Similarly, group theorists study algebraic structures called groups, which are defined in ZFC as a set (the building blocks of Zermelo-Fraenkel set theory) and a binary operation on the set, which is a function (which is also defined in ZFC using only sets) obeying certain properties. In a sense, one could interpret these properties as axioms for group theory, but they are actually merely definitions - the underlying axioms are those of ZFC.
The question of truth is a bit trickier to grasp, and there are many differing viewpoints. Complicating the question is that one could adopt an axiomatic system other than ZFC. If you take the perspective that true propositions are those that can be proved in your favorite axiomatic system, then it could easily be that a mathematician that believes in ZFC will disagree on the truth of a proposition with a mathematician that adopts a different system. And different axiomatic systems are not strange or unnatural - indeed, they constitute one of the major objects of study in mathematical logic.
One might also adopt the viewpoint that axioms are not self-evident truths, and therefore one should not believe or disbelieve in any particular axiomatic system. For many of these people, a collection of axioms is a list of meaningless rules to follow, and mathematics is the game of manipulation of symbols under these meaningless rules. (This is Hilbert's formalist perspective.) Truth, then, is a meaningless concept - all propositions are outcomes of some game with some particular rules.
There are other perspectives on truth, many of which I am not familiar with. But this should convince you that the concept of "mathematical truth" is more nuanced than you are probably aware, and really varies from person to person.

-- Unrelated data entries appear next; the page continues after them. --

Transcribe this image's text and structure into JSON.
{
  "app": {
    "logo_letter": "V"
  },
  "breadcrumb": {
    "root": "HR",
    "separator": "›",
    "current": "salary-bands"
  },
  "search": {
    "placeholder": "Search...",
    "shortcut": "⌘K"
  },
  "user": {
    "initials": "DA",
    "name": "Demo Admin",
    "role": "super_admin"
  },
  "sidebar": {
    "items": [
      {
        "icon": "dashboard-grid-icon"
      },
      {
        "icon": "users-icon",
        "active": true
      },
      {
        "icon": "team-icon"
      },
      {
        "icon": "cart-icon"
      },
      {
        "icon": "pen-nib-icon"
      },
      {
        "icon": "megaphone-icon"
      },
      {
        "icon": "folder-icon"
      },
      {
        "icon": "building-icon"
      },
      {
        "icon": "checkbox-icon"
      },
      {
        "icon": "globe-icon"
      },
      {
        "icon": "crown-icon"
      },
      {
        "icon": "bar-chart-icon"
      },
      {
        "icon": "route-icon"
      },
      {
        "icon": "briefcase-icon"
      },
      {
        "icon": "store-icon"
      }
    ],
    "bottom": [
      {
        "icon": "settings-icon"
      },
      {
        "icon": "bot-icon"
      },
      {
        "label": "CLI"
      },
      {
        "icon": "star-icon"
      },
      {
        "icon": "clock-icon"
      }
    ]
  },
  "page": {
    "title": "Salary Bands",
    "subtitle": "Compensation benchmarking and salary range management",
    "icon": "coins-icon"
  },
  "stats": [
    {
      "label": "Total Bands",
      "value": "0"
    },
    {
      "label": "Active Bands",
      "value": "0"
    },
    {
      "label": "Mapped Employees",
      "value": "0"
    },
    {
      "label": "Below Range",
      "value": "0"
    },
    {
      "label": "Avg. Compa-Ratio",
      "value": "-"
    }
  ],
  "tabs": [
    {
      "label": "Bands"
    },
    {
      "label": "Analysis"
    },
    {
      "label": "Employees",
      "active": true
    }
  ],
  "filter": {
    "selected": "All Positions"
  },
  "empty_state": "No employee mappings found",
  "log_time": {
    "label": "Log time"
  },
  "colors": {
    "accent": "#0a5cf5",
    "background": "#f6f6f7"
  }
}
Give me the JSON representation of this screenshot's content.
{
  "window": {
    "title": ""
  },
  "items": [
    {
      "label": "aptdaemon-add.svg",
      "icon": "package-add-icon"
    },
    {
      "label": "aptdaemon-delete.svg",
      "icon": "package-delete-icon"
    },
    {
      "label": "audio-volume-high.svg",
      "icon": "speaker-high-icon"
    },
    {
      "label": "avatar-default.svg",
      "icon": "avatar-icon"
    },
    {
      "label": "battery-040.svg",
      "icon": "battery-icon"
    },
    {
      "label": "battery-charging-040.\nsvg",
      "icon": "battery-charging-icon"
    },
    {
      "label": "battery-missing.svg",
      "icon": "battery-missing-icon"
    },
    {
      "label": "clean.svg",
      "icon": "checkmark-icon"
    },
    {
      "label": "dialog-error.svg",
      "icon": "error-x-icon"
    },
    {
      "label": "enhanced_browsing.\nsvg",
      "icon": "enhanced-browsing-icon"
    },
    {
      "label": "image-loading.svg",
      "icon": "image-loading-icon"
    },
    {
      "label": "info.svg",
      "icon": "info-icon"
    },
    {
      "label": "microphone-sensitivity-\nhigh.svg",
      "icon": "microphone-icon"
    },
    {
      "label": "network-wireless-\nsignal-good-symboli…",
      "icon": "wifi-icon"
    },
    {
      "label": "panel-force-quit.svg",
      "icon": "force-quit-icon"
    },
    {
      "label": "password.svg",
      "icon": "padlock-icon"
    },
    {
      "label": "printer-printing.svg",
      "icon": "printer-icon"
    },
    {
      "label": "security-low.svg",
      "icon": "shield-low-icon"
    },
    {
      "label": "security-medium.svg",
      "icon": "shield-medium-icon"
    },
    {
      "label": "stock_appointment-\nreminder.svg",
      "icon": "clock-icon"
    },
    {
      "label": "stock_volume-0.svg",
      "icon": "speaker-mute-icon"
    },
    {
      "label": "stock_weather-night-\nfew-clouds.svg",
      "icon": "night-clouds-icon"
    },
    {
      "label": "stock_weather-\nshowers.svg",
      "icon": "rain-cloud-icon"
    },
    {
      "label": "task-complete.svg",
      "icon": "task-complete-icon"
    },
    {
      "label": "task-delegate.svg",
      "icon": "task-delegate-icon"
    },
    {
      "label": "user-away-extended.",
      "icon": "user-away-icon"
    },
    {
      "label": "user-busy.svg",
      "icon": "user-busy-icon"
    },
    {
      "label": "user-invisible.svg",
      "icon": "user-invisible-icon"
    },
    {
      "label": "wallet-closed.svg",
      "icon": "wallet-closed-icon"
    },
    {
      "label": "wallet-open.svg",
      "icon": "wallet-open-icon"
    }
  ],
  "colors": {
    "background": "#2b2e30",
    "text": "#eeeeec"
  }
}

As for my personal opinion: I lean toward formalism, so to me it is meaningless to talk about whether calculus "gives me truth." Being inclined toward analysis and topology, I view calculus as an incredibly important and useful tool that agrees with my intuitive understanding of the world, but I view the underlying axioms as just a list of rules I am allowed to play with, without regard to whether I believe in their "truth."